Sterling silver; onyx
$725 + shipping, handling, and insurance

If the former two works are manifest in the shapes and shades of the most powerful of storms and of the sacred directions whence they come, the third work summons the spirit of those who guard their gates. It’s a work for the winds that attend each cardinal point of the compass, and for the shimmering silver surface of the waters that heal the world. From its description in the relevant section of the Bracelets Gallery:

The Four Winds Cuff Bracelet

The Four Winds move and shape our world, within the storm and without. In this cuff, Wings honors their elemental power with this return to one of his own informal signature series and an old classic, traditional Native style of silverwork. It begins with a beautifully simple band of heavy, solid nine-gauge sterling silver, hammered by hand on both sides in the old way, with hundreds of strikes of a silversmith’s hammer, to create a spectacularly refractive surface. On the inner band, a long line of directional arrows traces the length of the center, some consecutive, others reversed, still others pointing outside their slender line, representing the wind’s own changes of direction, sometimes capricious, sometimes intentional. On the band’s surface, its sole adornment consists of four square bezel-set lapis lazuli cabochons set next to each other at the center, each stone lightly domed and the brilliant cobalt blue of deep waters and stormy skies, each represent one of the winds of the Four Sacred Directions. Ends and edges are all filed by hand, with each end rounded and smoothed, also by hand, for comfort. The band is 6″ long and 6/16″ across; each lapis cabochon is 6/16″ square (dimensions approximate). Side views and a view of the inner band shown below and at the link.

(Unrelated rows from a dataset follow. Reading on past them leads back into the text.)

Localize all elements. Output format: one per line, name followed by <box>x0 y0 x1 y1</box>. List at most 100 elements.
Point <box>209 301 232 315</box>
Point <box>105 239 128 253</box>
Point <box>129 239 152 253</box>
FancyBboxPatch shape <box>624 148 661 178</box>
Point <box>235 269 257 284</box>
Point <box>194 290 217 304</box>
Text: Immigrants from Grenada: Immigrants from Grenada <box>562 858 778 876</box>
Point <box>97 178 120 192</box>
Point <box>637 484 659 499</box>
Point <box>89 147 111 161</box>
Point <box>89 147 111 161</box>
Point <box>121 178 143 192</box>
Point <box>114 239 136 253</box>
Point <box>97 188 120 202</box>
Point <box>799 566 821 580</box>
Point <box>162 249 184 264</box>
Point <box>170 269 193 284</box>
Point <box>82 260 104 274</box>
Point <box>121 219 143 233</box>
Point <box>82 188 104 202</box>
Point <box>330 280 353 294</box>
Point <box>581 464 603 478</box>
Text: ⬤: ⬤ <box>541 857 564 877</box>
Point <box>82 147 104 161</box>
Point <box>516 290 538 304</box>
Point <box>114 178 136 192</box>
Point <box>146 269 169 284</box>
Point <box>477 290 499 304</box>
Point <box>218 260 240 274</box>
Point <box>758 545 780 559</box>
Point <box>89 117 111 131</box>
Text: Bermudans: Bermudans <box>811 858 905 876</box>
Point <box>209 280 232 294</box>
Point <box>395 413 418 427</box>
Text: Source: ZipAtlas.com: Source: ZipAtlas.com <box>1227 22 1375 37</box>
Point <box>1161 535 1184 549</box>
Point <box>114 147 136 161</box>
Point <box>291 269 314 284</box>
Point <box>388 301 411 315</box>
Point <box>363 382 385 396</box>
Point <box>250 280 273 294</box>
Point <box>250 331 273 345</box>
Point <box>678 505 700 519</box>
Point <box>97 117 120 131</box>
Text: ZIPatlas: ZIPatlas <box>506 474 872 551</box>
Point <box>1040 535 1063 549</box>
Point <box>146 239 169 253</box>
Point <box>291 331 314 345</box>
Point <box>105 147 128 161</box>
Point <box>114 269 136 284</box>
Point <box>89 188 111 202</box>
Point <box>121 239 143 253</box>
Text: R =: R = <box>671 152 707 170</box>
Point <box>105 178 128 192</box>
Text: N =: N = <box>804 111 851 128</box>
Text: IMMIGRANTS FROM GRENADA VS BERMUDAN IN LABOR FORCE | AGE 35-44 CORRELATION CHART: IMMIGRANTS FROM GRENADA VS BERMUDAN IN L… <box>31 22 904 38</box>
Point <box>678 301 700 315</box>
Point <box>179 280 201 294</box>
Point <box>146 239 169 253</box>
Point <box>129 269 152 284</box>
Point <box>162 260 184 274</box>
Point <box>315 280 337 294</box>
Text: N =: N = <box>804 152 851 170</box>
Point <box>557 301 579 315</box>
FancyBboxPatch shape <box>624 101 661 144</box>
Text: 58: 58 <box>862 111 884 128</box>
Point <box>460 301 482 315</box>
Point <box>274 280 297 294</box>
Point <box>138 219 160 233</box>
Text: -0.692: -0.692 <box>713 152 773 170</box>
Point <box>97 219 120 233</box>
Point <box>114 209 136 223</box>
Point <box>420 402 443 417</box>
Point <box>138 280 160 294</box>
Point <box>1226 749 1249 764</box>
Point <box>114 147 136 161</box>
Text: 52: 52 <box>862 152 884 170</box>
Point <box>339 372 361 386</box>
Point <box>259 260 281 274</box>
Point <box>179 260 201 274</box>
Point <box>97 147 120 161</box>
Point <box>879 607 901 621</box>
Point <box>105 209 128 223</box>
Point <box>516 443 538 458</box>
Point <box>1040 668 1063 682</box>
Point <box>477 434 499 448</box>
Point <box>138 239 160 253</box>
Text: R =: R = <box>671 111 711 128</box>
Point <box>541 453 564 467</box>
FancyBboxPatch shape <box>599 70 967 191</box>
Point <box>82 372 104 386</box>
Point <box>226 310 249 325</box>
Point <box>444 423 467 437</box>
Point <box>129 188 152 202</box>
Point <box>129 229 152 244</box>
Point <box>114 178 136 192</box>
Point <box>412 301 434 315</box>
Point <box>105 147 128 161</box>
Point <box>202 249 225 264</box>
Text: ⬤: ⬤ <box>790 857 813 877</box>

Sterling silver; lapis lazuli
$1,675 + shipping, handling, and insurance

This work was created some short time after the other two, but it clearly was born of the same familial spirits. Together, these three works constitute a coordinated, if informal, collection of those elemental forces that guard and nurture and heal the Earth.

In this place, and at this season, they invoke more powerfully elemental themes yet — those of renewal and rebirth, yes, but of ceremony and medicine, too. They are the winter spirits of winds and water, storm and sacred directions, and collectively they hold the power to heal us, too.